На следующий день вахмистр вызвал к себе меня, Иванченко и Федюкина.

— Пойдемте со мной к командиру, — сказал он. — Будете свидетелями, как я ему рапортовать буду…

Мы пошли.

Придя к командиру в переднюю, вахмистр сказал нам:

— Стойте здесь подле двери и, если денщик захочет войти в комнату на крик командира, не пускать его. Слышите? — И он вошел к командиру.

Я прильнул к щелке.

Командир, голый, толстый, встал раком к вахмистру и приказал:

— Ну рапортуй.

В воздухе блеснул длинный, с изгибом, палаш вахмистра и со свистом шлепнулся о розовое тучное тело командира. Я охнул… Командир быстро перевернулся, заорал и хотел укрыться одеялом, но вахмистр сдернул с него одеяло, и палаш свистя поднимался и опускался еще, и еще, и еще… Денщик прибежал на помощь командиру и ломился в комнату, но мы его вытолкали вон.

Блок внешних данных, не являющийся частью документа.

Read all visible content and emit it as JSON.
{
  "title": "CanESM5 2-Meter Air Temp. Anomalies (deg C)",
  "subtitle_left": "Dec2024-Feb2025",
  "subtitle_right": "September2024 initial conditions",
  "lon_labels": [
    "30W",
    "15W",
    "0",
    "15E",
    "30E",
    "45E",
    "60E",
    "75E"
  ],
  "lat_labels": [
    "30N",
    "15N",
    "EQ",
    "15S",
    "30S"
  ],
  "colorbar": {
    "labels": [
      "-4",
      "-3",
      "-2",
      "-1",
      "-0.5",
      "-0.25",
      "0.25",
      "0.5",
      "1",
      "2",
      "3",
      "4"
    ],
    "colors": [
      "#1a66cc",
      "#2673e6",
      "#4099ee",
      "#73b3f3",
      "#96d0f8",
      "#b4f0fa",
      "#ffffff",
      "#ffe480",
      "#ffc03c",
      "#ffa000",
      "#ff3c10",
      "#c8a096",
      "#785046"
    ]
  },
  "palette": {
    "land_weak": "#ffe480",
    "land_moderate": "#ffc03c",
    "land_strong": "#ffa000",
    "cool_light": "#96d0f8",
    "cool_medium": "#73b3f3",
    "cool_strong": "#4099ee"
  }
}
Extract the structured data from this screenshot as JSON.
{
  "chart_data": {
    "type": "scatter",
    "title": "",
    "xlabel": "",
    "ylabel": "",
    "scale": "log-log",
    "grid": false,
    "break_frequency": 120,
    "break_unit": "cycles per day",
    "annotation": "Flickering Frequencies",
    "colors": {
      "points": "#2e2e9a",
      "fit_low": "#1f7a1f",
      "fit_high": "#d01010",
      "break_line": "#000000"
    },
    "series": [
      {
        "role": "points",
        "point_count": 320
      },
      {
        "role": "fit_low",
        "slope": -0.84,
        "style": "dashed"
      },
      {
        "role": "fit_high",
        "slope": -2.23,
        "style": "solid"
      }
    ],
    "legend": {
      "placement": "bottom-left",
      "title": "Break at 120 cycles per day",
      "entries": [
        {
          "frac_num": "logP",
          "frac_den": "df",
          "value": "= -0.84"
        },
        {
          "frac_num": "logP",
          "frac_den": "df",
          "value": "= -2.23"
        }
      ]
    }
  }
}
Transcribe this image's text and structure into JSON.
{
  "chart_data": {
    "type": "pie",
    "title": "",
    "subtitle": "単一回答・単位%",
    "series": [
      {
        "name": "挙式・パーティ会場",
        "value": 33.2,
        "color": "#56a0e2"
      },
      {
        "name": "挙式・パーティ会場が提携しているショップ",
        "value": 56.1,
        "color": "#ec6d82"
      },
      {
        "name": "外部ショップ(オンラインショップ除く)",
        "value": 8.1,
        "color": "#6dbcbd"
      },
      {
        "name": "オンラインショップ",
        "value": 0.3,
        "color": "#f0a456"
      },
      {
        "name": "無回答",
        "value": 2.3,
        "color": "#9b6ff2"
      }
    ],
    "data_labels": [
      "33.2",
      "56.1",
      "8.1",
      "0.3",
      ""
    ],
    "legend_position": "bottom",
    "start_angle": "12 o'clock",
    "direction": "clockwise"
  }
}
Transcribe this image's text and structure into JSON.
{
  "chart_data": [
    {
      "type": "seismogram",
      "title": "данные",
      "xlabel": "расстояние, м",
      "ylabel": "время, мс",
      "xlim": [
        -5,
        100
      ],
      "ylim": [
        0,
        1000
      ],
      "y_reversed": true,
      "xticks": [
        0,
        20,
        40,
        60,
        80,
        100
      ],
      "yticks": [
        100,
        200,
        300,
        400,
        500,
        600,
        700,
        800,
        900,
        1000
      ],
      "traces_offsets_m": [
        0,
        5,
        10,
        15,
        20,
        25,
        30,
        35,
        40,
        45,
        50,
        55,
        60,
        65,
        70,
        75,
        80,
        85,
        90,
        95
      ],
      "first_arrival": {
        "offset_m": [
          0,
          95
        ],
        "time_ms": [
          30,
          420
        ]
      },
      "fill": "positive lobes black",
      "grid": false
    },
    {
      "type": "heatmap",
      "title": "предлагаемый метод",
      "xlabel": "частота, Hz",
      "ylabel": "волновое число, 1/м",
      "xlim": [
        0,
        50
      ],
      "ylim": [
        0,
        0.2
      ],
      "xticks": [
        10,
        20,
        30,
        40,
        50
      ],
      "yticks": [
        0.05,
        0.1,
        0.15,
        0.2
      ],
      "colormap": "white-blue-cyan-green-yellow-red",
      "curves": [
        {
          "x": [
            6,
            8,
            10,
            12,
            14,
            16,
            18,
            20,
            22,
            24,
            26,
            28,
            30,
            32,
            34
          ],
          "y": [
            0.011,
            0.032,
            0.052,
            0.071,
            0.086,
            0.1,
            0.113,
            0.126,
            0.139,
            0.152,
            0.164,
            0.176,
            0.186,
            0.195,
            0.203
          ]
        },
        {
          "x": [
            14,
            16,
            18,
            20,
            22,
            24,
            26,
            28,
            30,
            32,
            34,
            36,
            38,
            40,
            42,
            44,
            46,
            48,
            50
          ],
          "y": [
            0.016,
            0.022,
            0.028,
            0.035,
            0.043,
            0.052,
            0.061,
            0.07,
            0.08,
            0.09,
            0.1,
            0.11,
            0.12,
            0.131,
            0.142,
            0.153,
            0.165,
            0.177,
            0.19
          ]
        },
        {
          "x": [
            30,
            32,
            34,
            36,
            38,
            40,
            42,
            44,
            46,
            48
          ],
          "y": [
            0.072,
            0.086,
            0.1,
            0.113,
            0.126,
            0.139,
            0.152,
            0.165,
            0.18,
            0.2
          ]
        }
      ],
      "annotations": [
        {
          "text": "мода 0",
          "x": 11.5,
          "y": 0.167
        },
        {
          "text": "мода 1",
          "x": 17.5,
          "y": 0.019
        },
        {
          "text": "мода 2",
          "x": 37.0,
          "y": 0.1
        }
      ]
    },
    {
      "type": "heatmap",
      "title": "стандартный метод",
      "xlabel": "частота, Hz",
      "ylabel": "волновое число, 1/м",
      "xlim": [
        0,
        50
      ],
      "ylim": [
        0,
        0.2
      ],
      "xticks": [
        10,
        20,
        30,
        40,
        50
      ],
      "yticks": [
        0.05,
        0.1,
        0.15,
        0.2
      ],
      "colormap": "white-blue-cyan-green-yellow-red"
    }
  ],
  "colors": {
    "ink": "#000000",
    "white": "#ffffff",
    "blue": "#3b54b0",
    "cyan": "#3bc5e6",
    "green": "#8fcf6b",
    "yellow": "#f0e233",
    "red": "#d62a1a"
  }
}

Кровь залила всю постель командира.

— Пощади!.. — вопил он благим матом.

— Сейчас, ваше благородие, я кончу рапорт… — продолжал вахмистр хлестать его палашом.

Наконец он кончил. И вышел. Он был бледен, тяжело и часто дышал.

— Идемте, ребята, — сказал он.

Мы пошли…

На следующий день командир прислал сказать, что сегодня рапорта принимать не будет, потому что болен, а когда выздоровеет, придет в эскадрон и там примет рапорт…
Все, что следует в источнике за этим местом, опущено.